A fluent speaker of German, de Winter writes frequently for Der Spiegel. He also contributes to the Dutch political weekly Elsevier and to the opinion page of The New York Times. He splits his time between Amsterdam and Malibu, Calif. He describes himself as “one of the armchair Zionists” who argue, while sitting and watching the television news, that the “Israeli army should be hitting harder.” In his view, the attitude of European liberals toward radical Islam — particularly the Dutch multicultural experiment, a freewheeling, tolerant approach that makes room for all views, including those that reject tolerance — is a trap, reflecting a pre-September 11 naiveté. With a ready catalog of evidence, he begins with the assassination of Pim Fortuyn, the openly gay Dutch politician who was in line to become the Netherlands’ next prime minister in 2002. Fortuyn was a fierce critic of the conservative, separatist segment of the Dutch-Muslim community. He ran into a flood of criticism in a Netherlands still sensitive to its Nazi past and properly resistant to criticism of minority groups.
Two years later, filmmaker and commentator Theo van Gogh, a savage critic of Islamic conservatism, was murdered on a public street in Amsterdam by a Dutch-Moroccan Muslim named Mohammed Bouyeri. De Winter himself had been a target of van Gogh’s hyper-provocative polemics, which sometimes spilled over into antisemitism. The filmmaker, a great-grandnephew of painter Vincent van Gogh, mocked de Winter for writing about the Holocaust and the trauma of survivors’ children, claiming that the novelist was “marketing his Judaism.” He invoked graphically pornographic images, coupled with Auschwitz terminology, to ridicule de Winter and his wife, Dutch-Jewish author Jessica Durlacher, whose father was the only remaining survivor of Auschwitz on the paternal side of her family.
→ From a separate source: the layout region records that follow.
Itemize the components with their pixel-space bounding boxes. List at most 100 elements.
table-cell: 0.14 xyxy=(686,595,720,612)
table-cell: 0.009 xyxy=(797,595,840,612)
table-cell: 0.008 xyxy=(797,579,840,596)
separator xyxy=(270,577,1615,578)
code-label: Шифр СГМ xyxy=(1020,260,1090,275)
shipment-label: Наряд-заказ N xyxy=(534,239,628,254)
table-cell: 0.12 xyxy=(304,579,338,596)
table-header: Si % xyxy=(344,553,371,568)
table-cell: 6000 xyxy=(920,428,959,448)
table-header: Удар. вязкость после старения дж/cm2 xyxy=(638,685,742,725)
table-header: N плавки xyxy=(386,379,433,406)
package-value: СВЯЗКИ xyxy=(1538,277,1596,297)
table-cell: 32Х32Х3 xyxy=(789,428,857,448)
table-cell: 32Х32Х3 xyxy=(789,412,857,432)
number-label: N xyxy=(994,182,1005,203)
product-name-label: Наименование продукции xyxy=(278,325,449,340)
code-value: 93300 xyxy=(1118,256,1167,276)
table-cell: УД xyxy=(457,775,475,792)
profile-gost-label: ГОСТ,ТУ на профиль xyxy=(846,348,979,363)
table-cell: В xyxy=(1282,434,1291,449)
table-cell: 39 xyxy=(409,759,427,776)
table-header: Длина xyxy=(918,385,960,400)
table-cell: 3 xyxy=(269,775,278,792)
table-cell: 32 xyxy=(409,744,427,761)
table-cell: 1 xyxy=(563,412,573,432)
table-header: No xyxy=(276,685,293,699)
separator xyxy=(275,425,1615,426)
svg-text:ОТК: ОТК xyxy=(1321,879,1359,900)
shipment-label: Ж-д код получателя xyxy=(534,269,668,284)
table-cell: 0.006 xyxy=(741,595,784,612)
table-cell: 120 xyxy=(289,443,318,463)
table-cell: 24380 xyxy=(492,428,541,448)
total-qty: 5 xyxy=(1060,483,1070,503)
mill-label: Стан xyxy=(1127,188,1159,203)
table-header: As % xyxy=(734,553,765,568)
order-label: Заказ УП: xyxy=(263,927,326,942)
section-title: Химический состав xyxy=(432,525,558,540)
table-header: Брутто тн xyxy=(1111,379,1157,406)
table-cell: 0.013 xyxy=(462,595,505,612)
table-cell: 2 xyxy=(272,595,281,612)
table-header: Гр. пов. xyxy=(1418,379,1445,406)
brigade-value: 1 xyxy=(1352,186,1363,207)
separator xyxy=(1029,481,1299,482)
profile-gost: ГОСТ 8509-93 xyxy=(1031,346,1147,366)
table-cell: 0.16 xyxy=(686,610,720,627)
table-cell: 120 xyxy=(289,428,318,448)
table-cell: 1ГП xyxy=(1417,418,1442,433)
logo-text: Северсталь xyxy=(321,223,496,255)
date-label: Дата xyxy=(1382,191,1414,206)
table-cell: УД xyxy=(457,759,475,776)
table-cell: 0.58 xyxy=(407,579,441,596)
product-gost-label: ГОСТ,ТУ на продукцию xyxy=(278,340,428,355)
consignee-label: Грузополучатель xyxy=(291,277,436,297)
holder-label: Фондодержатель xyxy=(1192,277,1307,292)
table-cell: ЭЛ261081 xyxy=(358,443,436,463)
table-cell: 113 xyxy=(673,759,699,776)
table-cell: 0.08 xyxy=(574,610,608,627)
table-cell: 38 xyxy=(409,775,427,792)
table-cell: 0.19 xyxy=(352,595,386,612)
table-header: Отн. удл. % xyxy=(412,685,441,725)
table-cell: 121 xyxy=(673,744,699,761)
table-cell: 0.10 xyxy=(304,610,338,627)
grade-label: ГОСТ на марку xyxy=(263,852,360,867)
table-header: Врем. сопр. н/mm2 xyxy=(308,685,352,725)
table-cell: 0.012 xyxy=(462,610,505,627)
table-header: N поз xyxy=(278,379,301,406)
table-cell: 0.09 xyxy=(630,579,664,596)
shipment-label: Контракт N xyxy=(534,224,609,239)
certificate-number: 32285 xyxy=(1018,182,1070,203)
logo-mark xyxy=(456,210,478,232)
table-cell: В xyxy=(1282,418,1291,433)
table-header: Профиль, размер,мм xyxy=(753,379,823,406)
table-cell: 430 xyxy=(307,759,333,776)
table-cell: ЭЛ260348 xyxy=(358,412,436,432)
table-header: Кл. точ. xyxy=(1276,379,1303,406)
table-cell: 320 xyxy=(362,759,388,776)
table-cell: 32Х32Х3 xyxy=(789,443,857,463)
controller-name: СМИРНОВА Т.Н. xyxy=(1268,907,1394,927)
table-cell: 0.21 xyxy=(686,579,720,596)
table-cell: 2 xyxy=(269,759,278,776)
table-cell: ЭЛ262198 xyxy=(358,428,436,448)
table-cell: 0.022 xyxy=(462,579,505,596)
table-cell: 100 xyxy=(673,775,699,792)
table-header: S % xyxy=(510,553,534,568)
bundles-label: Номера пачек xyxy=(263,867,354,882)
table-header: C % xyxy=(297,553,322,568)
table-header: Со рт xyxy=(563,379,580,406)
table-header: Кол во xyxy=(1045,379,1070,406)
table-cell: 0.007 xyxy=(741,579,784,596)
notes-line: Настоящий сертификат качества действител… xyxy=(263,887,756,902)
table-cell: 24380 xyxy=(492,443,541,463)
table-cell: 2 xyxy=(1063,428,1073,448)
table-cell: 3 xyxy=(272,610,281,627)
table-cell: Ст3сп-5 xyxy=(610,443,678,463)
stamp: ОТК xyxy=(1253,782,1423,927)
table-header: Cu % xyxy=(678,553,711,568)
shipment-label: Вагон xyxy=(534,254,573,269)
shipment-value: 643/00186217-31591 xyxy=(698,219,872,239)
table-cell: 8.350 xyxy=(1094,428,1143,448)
De Winter told me that van Gogh represented “a new type of Holocaust envy. He was the prime example of someone who suffered from this illness. He could not accept that a Jew could write about the Shoah.” One source of van Gogh’s envy was, according to de Winter, those “Jews who have special relations to evil things” — namely, the experience of the Holocaust, which van Gogh could not access. De Winter says that van Gogh “envied me because I was a child of survivors, and he hated me for that. He was an intelligent, gifted artist looking for a burning theme.”
Toward the end of his life, van Gogh had shifted his attacks: Instead of de Winter, they were on the Prophet Muhammad. “This was a dangerous decision,” de Winter said. “He should have stayed with me.”
Benjamin Weinthal is a Berlin-based journalist who writes for Israeli and German publications.